PESCARA – “La violenta rivolta scoppiata nel carcere di Pescara a seguito del suicidio del giovanissimo detenuto egiziano è un segnale inequivocabile della ripresa della stagione delle rivolte che, dall’emergenza Covid, si ripete ogni anno, sia pure con modalità differenti che per questo vanno interpretate per cogliere le novità. A pagarne le conseguenze, come sempre, è il personale penitenziario che, come è avvenuto per la decina di agenti di Pescara intossicati, rischiano la vita nell’assolvimento al dovere e per mettere fine alla violenza”. Lo afferma il segretario generale
del S.PP. Aldo Di Giacomo sottolineando che “ci sono da tempo chiari segnali qui come in tante carceri italiane di una situazione di crescente tensione. È sufficiente una ‘miccia’ per far esplodere le carceri. E certamente lo stillicidio di suicidi, con i numeri che conosciamo tutti dall’inizio del nuovo anno e dopo l’anno orribile appena trascorso, quello del record di morti in cella, non può ulteriormente essere sottovalutato”.

“Le cause dei diffusi focolai di tensione sono sempre gli stessi – prosegue  il sindacalista – dal sovraffollamento, alla carenza di organici (nonostante le sbandierate nuove assunzioni), all’assenza di figure professionali mediche (specie psicologi) e mediatori culturali.

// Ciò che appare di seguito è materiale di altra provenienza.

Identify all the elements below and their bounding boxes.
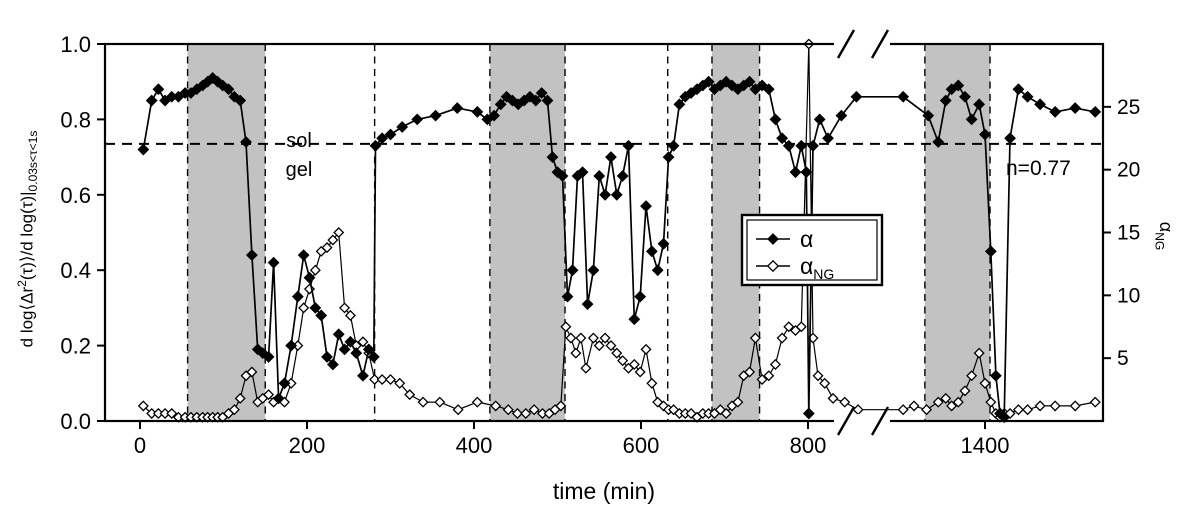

Non c’è bisogno della ‘palla di cristallo’ per prevedere che la situazione, già di grande emergenza e del tutto inedita per gravità rispetto a sempre, è destinata a diventare ancora più pesante, al punto che la rivolta di Pescara sommata alle aggressioni quotidiane in tanti istituiti fa da ‘apripista’ ad una nuova pesante stagione per i nostri penitenziari”.

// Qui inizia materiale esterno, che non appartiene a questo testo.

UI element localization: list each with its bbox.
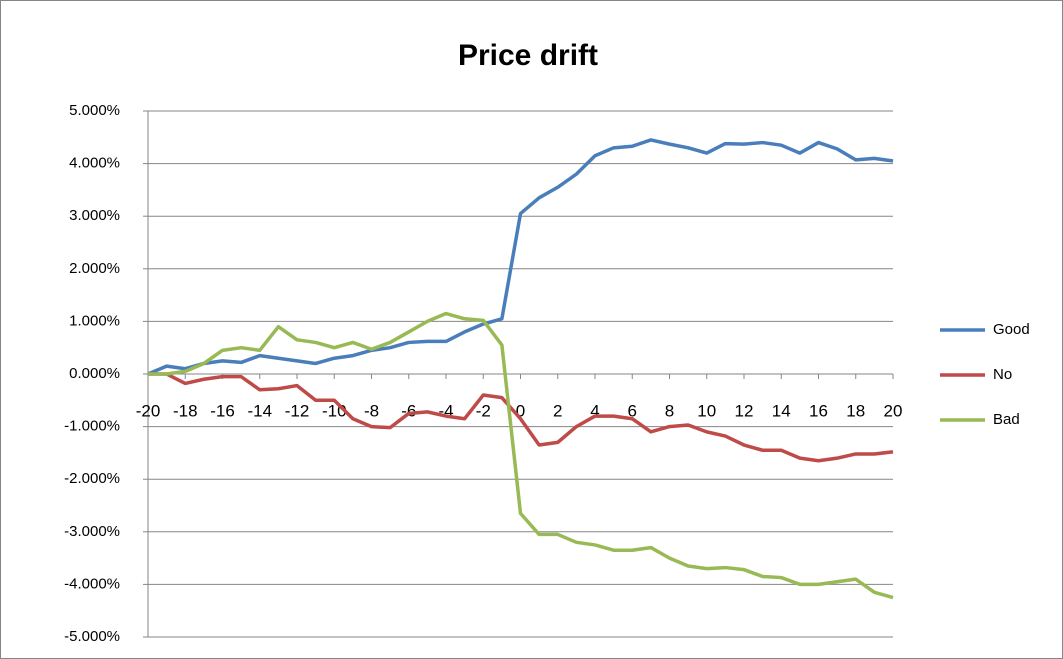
legend-label: Good — [993, 321, 1030, 338]
x-tick-label: 6 — [628, 401, 637, 420]
x-tick-label: -16 — [210, 401, 235, 420]
y-tick-label: -1.000% — [64, 418, 120, 435]
series-line — [148, 311, 894, 600]
x-tick-label: 20 — [884, 401, 903, 420]
x-tick-label: 16 — [809, 401, 828, 420]
y-tick-label: -2.000% — [64, 470, 120, 487]
y-tick-label: 0.000% — [69, 365, 120, 382]
y-tick-label: 1.000% — [69, 312, 120, 329]
y-tick-label: 5.000% — [69, 102, 120, 119]
legend-label: Bad — [993, 411, 1020, 428]
y-tick-label: -3.000% — [64, 523, 120, 540]
y-tick-label: -5.000% — [64, 628, 120, 645]
y-tick-label: 4.000% — [69, 155, 120, 172]
x-tick-label: 18 — [846, 401, 865, 420]
series-line — [147, 138, 894, 376]
y-tick-label: 2.000% — [69, 260, 120, 277]
x-tick-label: 14 — [772, 401, 791, 420]
x-tick-label: -8 — [364, 401, 379, 420]
y-tick-label: 3.000% — [69, 207, 120, 224]
series-line — [148, 372, 894, 463]
x-tick-label: 10 — [697, 401, 716, 420]
x-tick-label: -12 — [285, 401, 310, 420]
x-tick-label: -18 — [173, 401, 198, 420]
x-tick-label: 12 — [735, 401, 754, 420]
x-tick-label: 0 — [516, 401, 525, 420]
x-tick-label: 4 — [590, 401, 599, 420]
x-tick-label: 8 — [665, 401, 674, 420]
legend-label: No — [993, 366, 1012, 383]
chart-title: Price drift — [458, 39, 598, 72]
x-tick-label: -2 — [476, 401, 491, 420]
x-tick-label: -14 — [247, 401, 272, 420]
x-tick-label: -20 — [136, 401, 161, 420]
y-tick-label: -4.000% — [64, 575, 120, 592]
x-tick-label: 2 — [553, 401, 562, 420]
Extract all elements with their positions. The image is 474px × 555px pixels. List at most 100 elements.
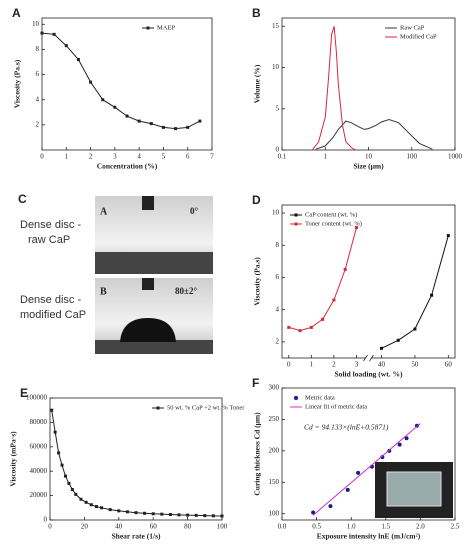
point [94,505,98,509]
x-tick-label: 0 [40,153,44,161]
y-tick-label: 15 [272,22,280,30]
photo-base [95,340,213,354]
point [194,513,198,517]
x-tick-label: 0.0 [278,523,287,531]
point [67,481,71,485]
plot-frame [41,17,213,151]
y-axis-label: Viscosity (Pa.s) [13,59,22,108]
y-tick-label: 100 [269,509,280,517]
series-line [311,26,356,151]
point [198,119,202,123]
point [74,492,78,496]
y-tick-label: 0 [44,516,48,524]
legend-label: Modified CaP [400,33,437,40]
legend-swatch [294,213,298,217]
x-tick-label: 1000 [448,153,463,161]
point [328,504,333,509]
y-tick-label: 4 [276,305,280,313]
series-line [41,32,201,130]
point [380,346,384,350]
photo-tag: A [100,206,108,217]
point [211,514,215,518]
x-tick-label: 4 [137,153,141,161]
point [100,506,104,510]
legend-label: MAEP [157,24,175,31]
needle [142,196,154,210]
point [149,122,153,126]
point [404,436,409,441]
panel-label: D [252,193,261,207]
x-tick-label: 1.5 [381,523,390,531]
point [117,509,121,513]
point [60,463,64,467]
legend-label: Raw CaP [400,24,425,31]
panel-label: E [20,386,28,400]
y-axis-label: Viscosity (Pa.s) [253,257,262,306]
x-axis-label: Concentration (%) [97,162,158,171]
point [311,510,316,515]
point [287,325,291,329]
x-tick-label: 1 [324,153,328,161]
y-tick-label: 6 [276,273,280,281]
y-tick-label: 20000 [30,491,48,499]
x-tick-label: 3 [113,153,117,161]
point [125,510,129,514]
y-tick-label: 0 [276,146,280,154]
point [380,455,385,460]
x-tick-label: 0.1 [278,153,287,161]
x-axis-label: Shear rate (1/s) [111,532,161,541]
point [413,327,417,331]
droplet [120,318,176,342]
point [113,105,117,109]
x-tick-label: 20 [81,523,89,531]
y-axis-label: Curing thickness Cd (μm) [253,412,262,496]
panel-label: B [252,6,261,20]
point [177,513,181,517]
series-line [51,410,223,517]
x-tick-label: 0 [48,523,52,531]
point [40,31,44,35]
point [125,114,129,118]
point [79,497,83,501]
point [203,514,207,518]
y-tick-label: 250 [269,415,280,423]
series-line [315,118,433,150]
x-axis-label: Exposure intensity lnE (mJ/cm²) [317,532,421,541]
angle: 0° [190,206,199,216]
point [89,80,93,84]
point [186,125,190,129]
series-line [312,423,421,516]
legend-swatch [156,406,160,410]
plot-frame [281,204,456,359]
x-tick-label: 2.5 [451,523,460,531]
point [84,500,88,504]
x-tick-label: 7 [210,153,214,161]
plot-frame [49,397,223,521]
x-tick-label: 80 [184,523,192,531]
y-tick-label: 60000 [30,442,48,450]
panel-label: F [252,376,259,390]
x-tick-label: 40 [115,523,123,531]
x-tick-label: 1 [310,361,314,369]
annotation: Cd = 94.133×(lnE+0.5871) [304,423,389,432]
photo-panel: C Dense disc - raw CaP Dense disc - modi… [18,192,213,354]
legend-label: Linear fit of metric data [305,403,367,410]
inset-photo-part [386,471,442,507]
point [76,57,80,61]
y-tick-label: 300 [269,384,280,392]
x-tick-label: 100 [407,153,418,161]
point [70,488,74,491]
y-axis-label: Viscosity (mPa·s) [9,431,18,487]
series-line [288,227,357,332]
point [89,503,93,507]
y-tick-label: 5 [276,104,280,112]
y-axis-label: Volume (%) [253,64,262,103]
point [108,508,112,512]
y-tick-label: 80000 [30,418,48,426]
point [345,487,350,492]
axis-break-mark [363,354,374,362]
point [186,513,190,517]
point [220,514,224,518]
point [64,44,68,48]
point [430,293,434,297]
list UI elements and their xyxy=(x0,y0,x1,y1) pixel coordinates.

“Noi più semplicemente continuiamo a cogliere ed interpretare, già da settimane, gli inquietanti segnali che l’Amministrazione Penitenziaria invece preferisce ignorare, tra i quali, tentativi di evasione e la diffusione di telefonini sempre più tecnologicamente avanzati. Non siamo pronti a fronteggiare nuove rivolte e soprattutto siamo stanchi di pagare il prezzo più alto con il rischio di incolumità personale per responsabilità politiche e di Governo. Tutto questo mentre la condanna di dieci agenti a processo a Reggio Emilia per fatti che risalgono al 2023, pur essendo caduto il reato di tortura riqualificato in un’ipotesi meno grave – abuso di autorità contro detenuto in concorso – ha l’effetto di scoraggiare il personale chiamato a fermare rivolte e violenze ma sempre sotto la ‘spada di Damocle’ del reato di tortura e di provvedimenti disciplinari. È ora di fare chiarezza: lo Stato dica da che parte sta, se da quella dei detenuti o dei suoi ‘servitori'”, conclude Di Giacomo.